José Carlos de Souza Filho, economista e professor da FIA Business School, explica que a ideia da criação da URV foi a forma encontrada para se desindexar a moeda, então chamada de cruzeiro real para a criação do real. Assim, o primeiro ganho foi a estabilização da moeda nacional com uma moeda mais estável e com mais mecanismos de controle de seu valor. O País ganhou estabilidade, confiança e investimentos produtivos.
“Nas décadas de 80 e 90, o País enfrentava um surto inflacionário sem precedentes. O mecanismo da correção monetária, além de auxiliar na concentração de renda, funcionava como uma forma de retroalimentação do processo, uma vez que o aumento dos preços geraram a expansão monetária e, com ela, o aumento dos juros. Esse processo gerou um efeito bola de neve, pois quanto mais a base monetária se expandia, mais os preços eram majorados. Nenhuma tentativa de conter a inflação havia conseguido domá-la até então”, lembra o economista.
Redução da inflação e da desigualdade
Além da redução da inflação, o Brasil teve inúmeros ganhos com a adoção do plano real, nos quais se destacam a retomada do crescimento e a redução da desigualdade. “A estabilidade promovida pelo real contribuiu para reduzir pobreza e desigualdade, uma vez que o imposto inflacionário incidia de forma mais relevante nas camadas mais pobres”, diz André Senna Duarte.
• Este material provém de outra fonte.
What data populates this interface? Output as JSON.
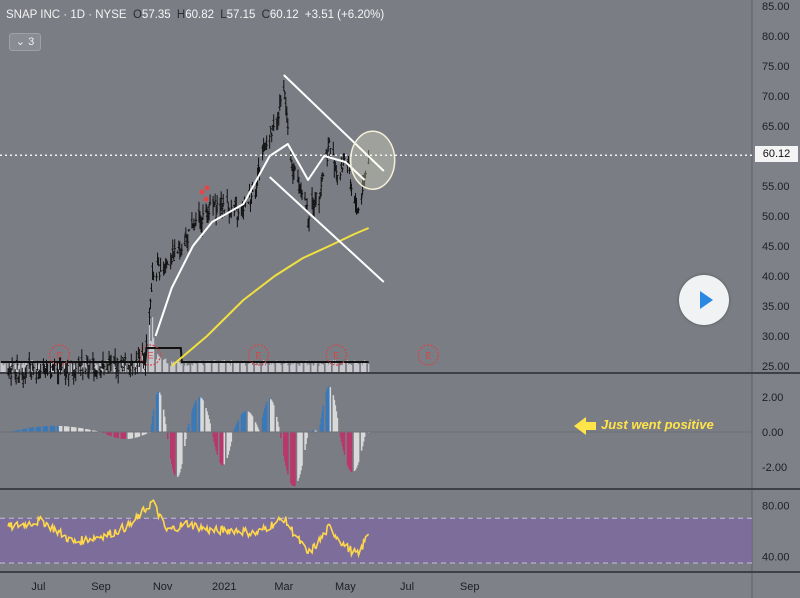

Antes do Plano Real, o Brasil enfrentava longo período de hiperinflação. A credibilidade da política macroeconômica era baixa após uma série de planos de estabilização monetária que não tiveram êxito. Com a estabilização da moeda e da inflação, o ambiente econômico também tornou-se mais estável, contribuindo para a retomada do crescimento econômico e dos investimentos.
“O real buscou a eliminação da indexação da economia para fazer com que os investimentos produtivos fossem mais interessantes do que as aplicações financeiras, que geravam um grande rendimento. O real permitiu trazer as bases e princípios macroeconômicos para a geração de riqueza através de investimentos produtivos e não especulativos”, acrescenta José Carlos de Souza Filho.
Pais do Plano Real
O real foi criado no governo Itamar Franco, em 1994. Um dos nomes mais notáveis da criação da moeda foi Fernando Henrique Cardoso (FHC), à época ministro da Fazenda. O lançamento do real não coube a FHC, pois ele deixou o Ministério da Fazenda na virada de março para abril, ainda na fase da URV, para se candidatar à Presidência da República. Quem lançou o real foi seu sucessor no ministério, Rubens Ricupero.
Embora FHC tenha sido – talvez – a figura mais destacada no processo, o Plano Real foi elaborado conjuntamente pelo Ministério da Fazenda, Banco Central e Casa da Moeda. Entre outros nomes envolvidos, destacam-se Pedro Malan, Pérsio Arida, André Lara Resende, Gustavo Franco, Edmar Bacha e Winston Fritsch. Outros nomes tiveram destaque posteriormente a criação da moeda como, por exemplo, Ciro Gomes, que assumiu o Ministério da Fazenda no segundo semestre de 1994.